I believe there is some CAD Drawing (or simular)for Dave Gingerys Lathe available
Goggle wasn't me friend this time I cannot find them 
Anyone know where I can find them


----------



## Tin Falcon (Jun 27, 2011)

gingerly lathe plans are copy written buy the book $10 from Lindsay publications
http://www.lindsaybks.com/dgjp/djgbk/series/index.html
Tin


----------



## nev (Jun 27, 2011)

Tin Falcon  said:
			
		

> buy the book $10 from Lindsay publications



Ive got the book 
Infact Ive got the complette series

Read the Question



			
				nev  said:
			
		

> CAD Drawings


----------



## Rayanth (Jun 27, 2011)

nev  said:
			
		

> Ive got the book
> Infact Ive got the complette series
> 
> Read the Question



If the CAD drawing were distributed by consent of the author, then the author should have a link to it. If it were distributed without consent of the author, it would be a copyright violation.

- Ryan


----------



## willburrrr2003 (Jun 28, 2011)

There are no legal CAD drawings for Dave's wonderful projects.
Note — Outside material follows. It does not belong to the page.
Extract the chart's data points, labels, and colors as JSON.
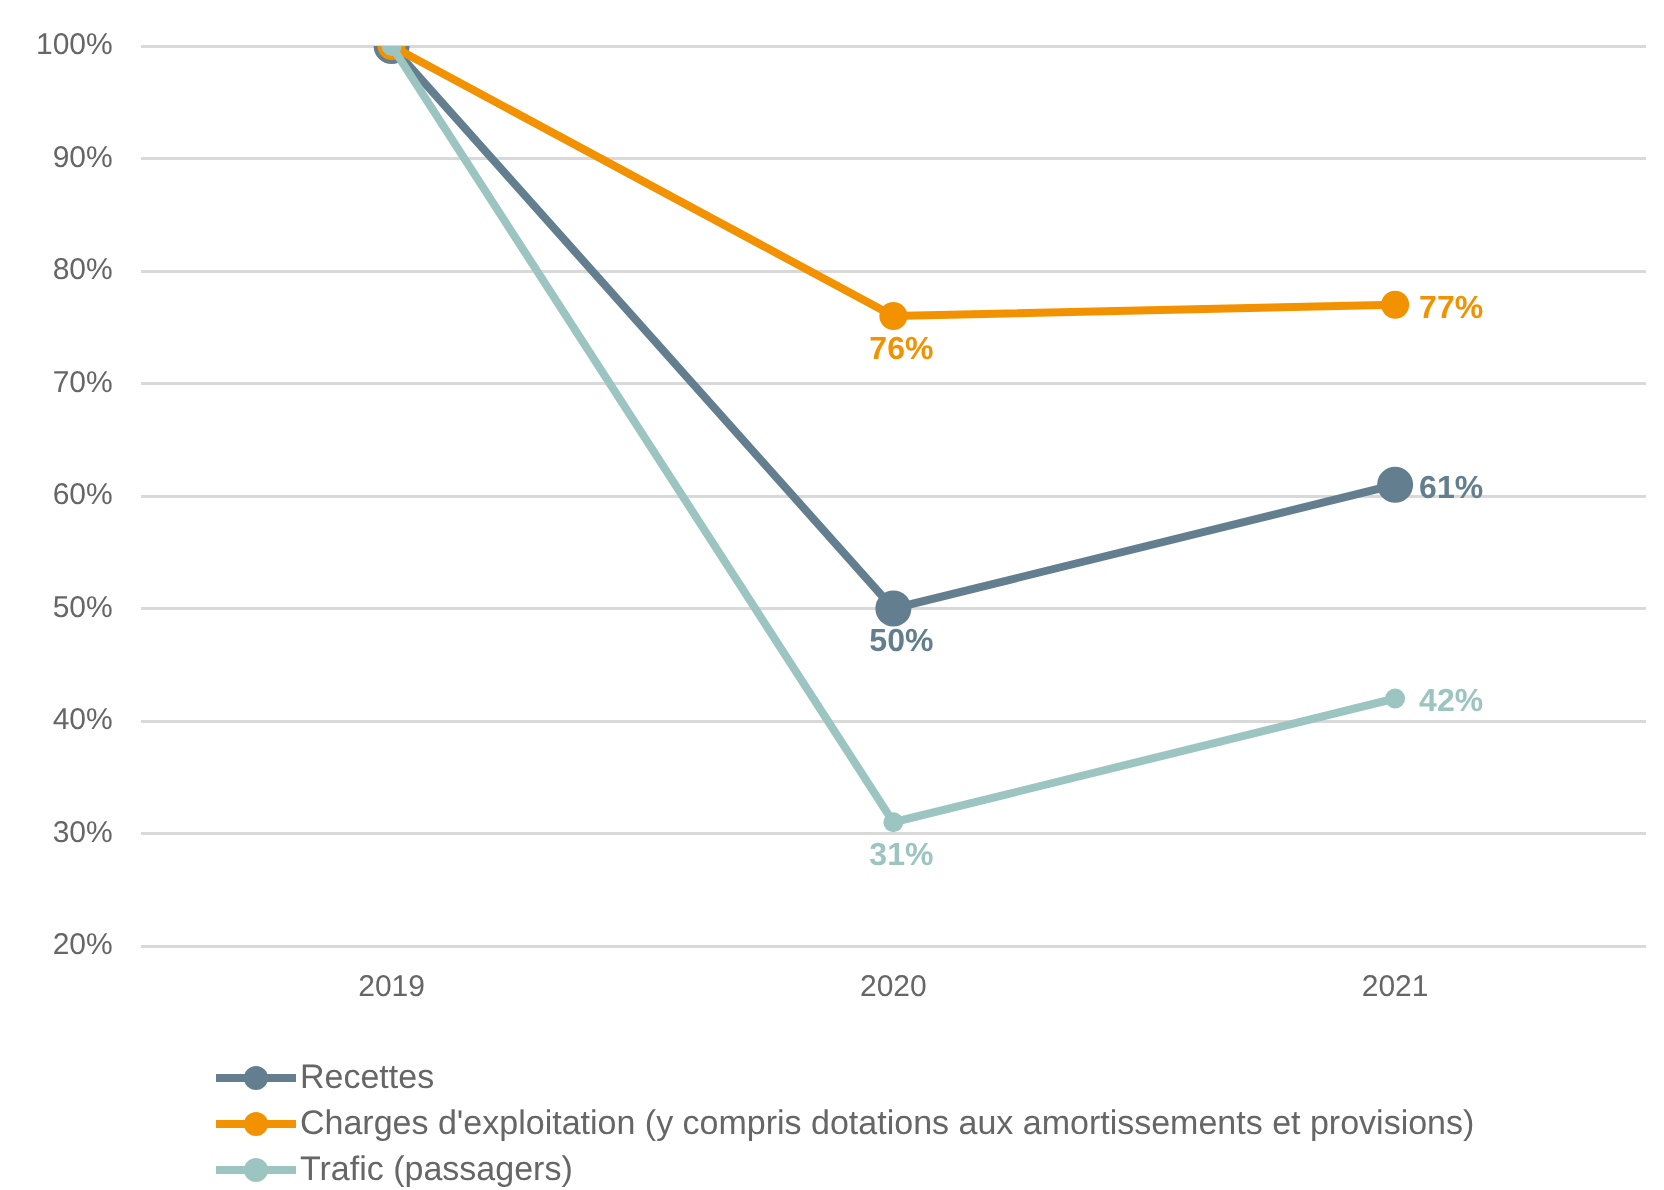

The book is well written, well illustrated, and easy to follow.  If you have the book, you should be good to go friend. I was halfway through the Ginery lathe when I lucked into my 7x12 mini-lathe.  I will get back to is soon and get it finished, just have to find the rest of my parts for it in the garage.

Regards,

   Will R.


----------